Однако я все же попытаюсь пролить свет на то, что мне представляется дядиной интерпретацией этого примечательного фрагмента. Судя по всему, намерением автора было разграничение между областями Поэзии, Недвижимости и Личной Собственности. Сначала вопрошающий упоминает о цветах, и какой порыв благородных чувств доносится до него вместе с ответом! «Мои. Они твои». Вот красота, добро и справедливость; эти понятия не ограничены мелочными соображениями meum и tuum 14 [14], но являются общей собственностью. (Руководствуясь примерно такими же мыслями, я составил некогда прославленный билль под названием «Законопроект об исключении фазанов из законов об охоте на основании их Красоты» — билль, который, несомненно, совершил бы триумфальное шествие через обе палаты; к несчастью, член парламента, взявшийся за его продвижение, попал в лечебницу для душевнобольных до того, как документ был представлен во втором чтении.) Ободренный ответом на первый вопрос, наш герой переходит к «домам» (то есть к недвижимости, как вы понимаете), но теперь он получает обескураживающе холодный и суровый ответ: «Они мои». Здесь нет и тени вольных сантиментов, продиктовавших первый ответ, зато есть полное достоинства утверждение прав собственности.

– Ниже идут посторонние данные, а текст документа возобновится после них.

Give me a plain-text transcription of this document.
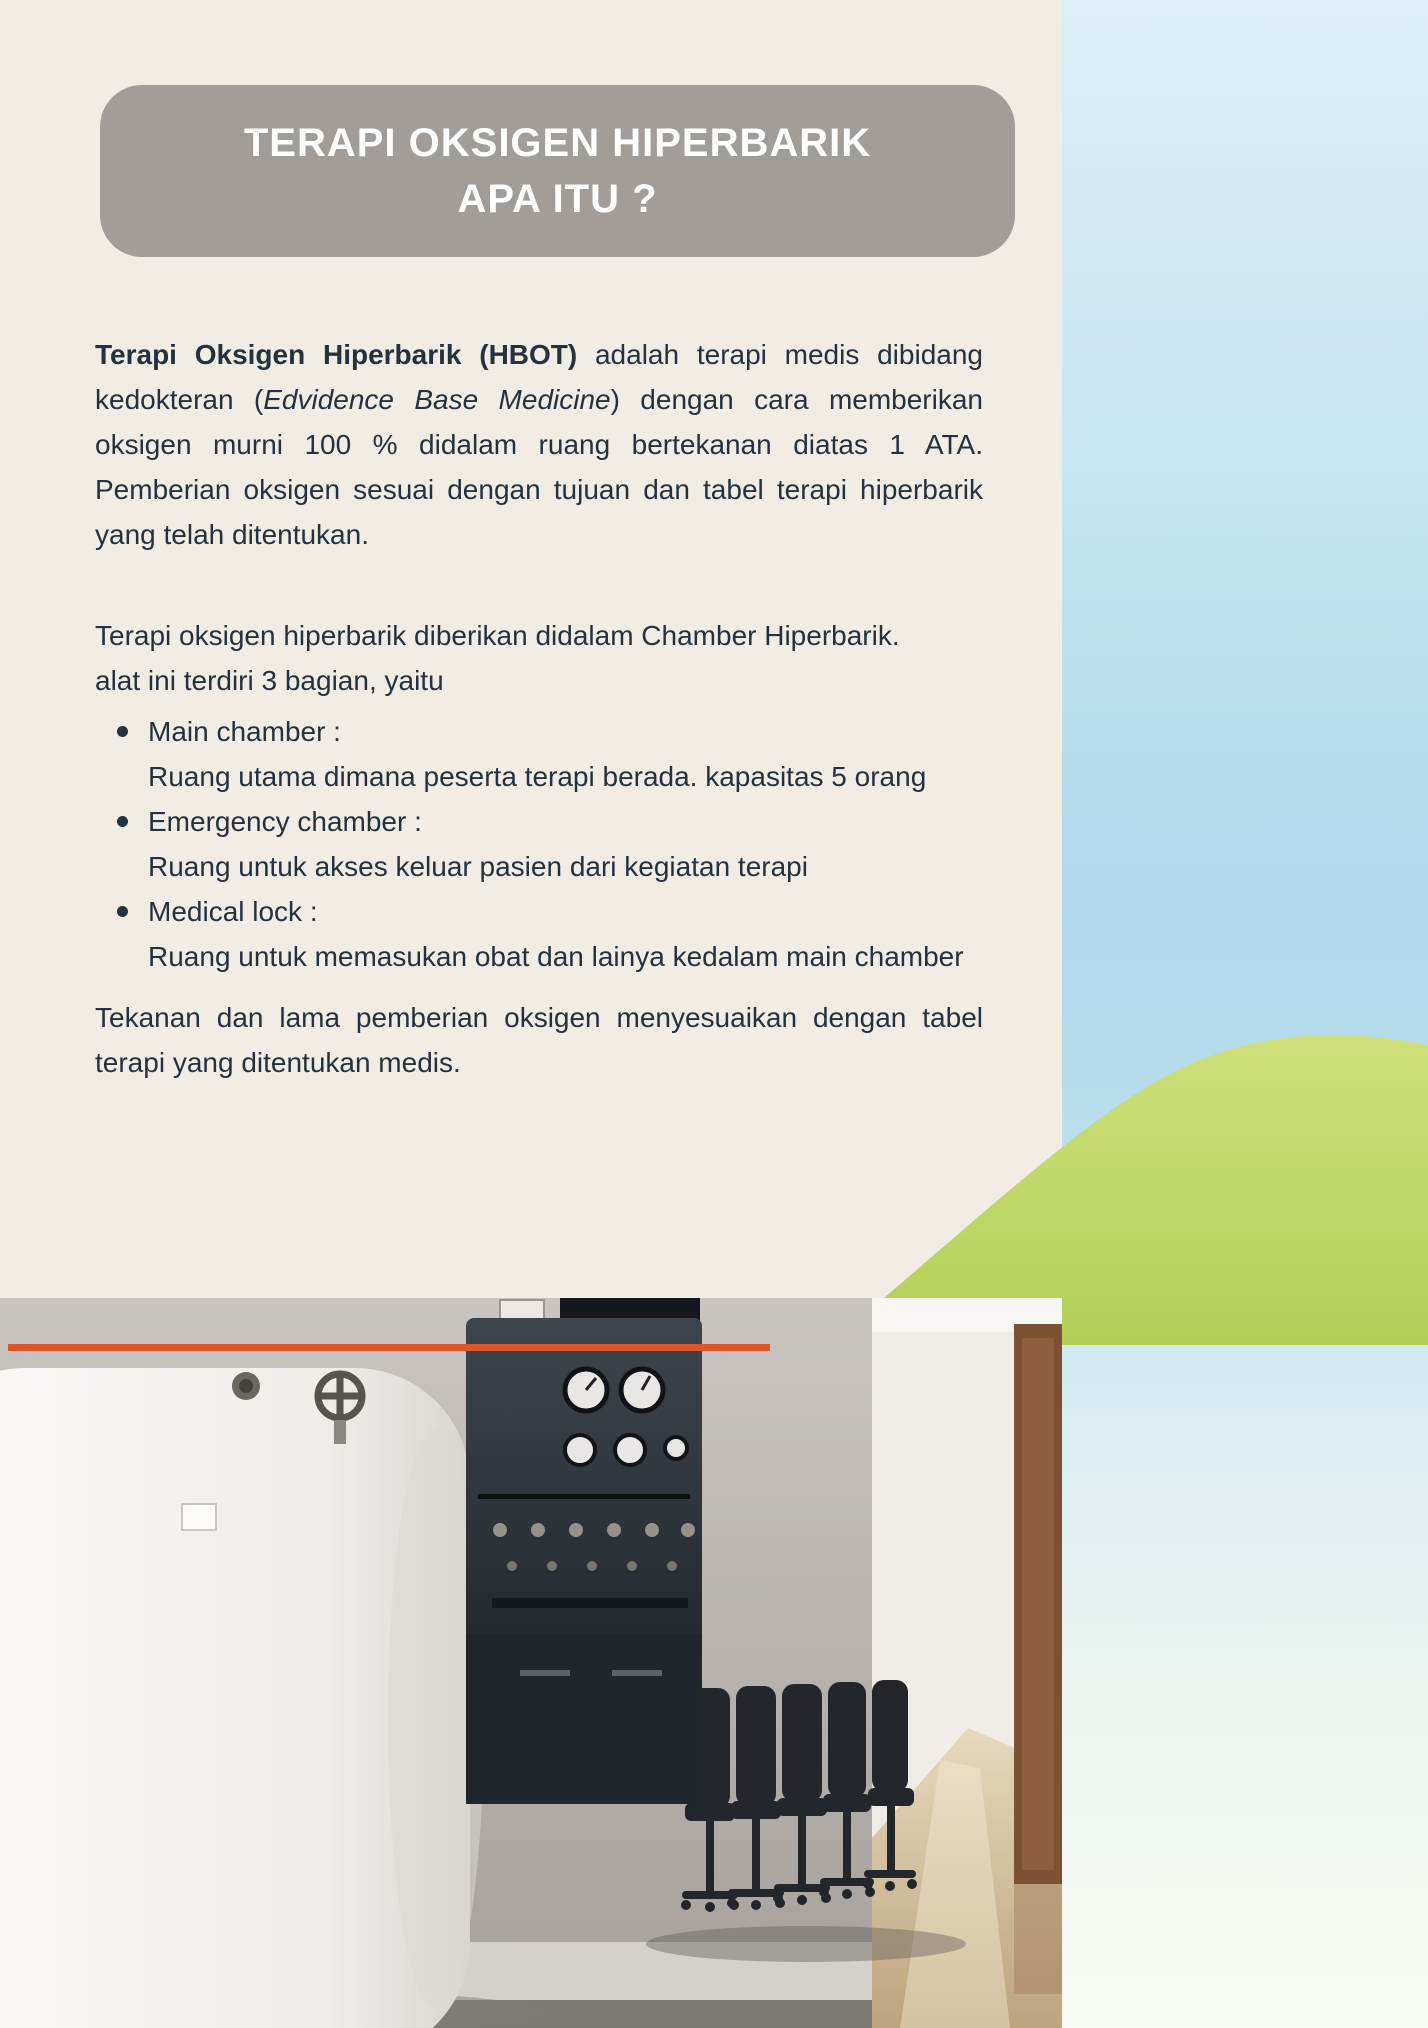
TERAPI OKSIGEN HIPERBARIK
APA ITU ?

Terapi Oksigen Hiperbarik (HBOT) adalah terapi medis dibidang kedokteran (Edvidence Base Medicine) dengan cara memberikan oksigen murni 100 % didalam ruang bertekanan diatas 1 ATA. Pemberian oksigen sesuai dengan tujuan dan tabel terapi hiperbarik yang telah ditentukan.

Terapi oksigen hiperbarik diberikan didalam Chamber Hiperbarik.

alat ini terdiri 3 bagian, yaitu

Main chamber :
Ruang utama dimana peserta terapi berada. kapasitas 5 orang
Emergency chamber :
Ruang untuk akses keluar pasien dari kegiatan terapi
Medical lock :
Ruang untuk memasukan obat dan lainya kedalam main chamber

Tekanan dan lama pemberian oksigen menyesuaikan dengan tabel terapi yang ditentukan medis.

Если бы это был настоящий сократовский диалог, а не современное подражание, то спрашивающий, вероятно, мог бы вставить «безусловно, так», «со своей стороны, я…», «но как же иначе?» или какую-нибудь из характерных фраз, с помощью которых Платон заставляет своих персонажей проявлять, с одной стороны, слепое согласие с мнением наставника, а с другой стороны — полную неспособность к грамотному самовыражению. Но автор избирает другую линию повествования: смелый вопрошатель, не напуганный холодностью предыдущего ответа, переходит от вопросов к требованиям и говорит: «Дай мне хлеб». Здесь беседа резко прекращается, но мораль диалога выражена в сюжетно-тематической картине: «Она дала ему (по) уху». Это не философия какого-то индивидуума или народа; на мой взгляд, здесь выражается общеевропейский дух. Моя теория основана на том обстоятельстве, что книга, откуда взялась эта страница, была напечатана тремя параллельными колонками на английском, французском и немецком языке.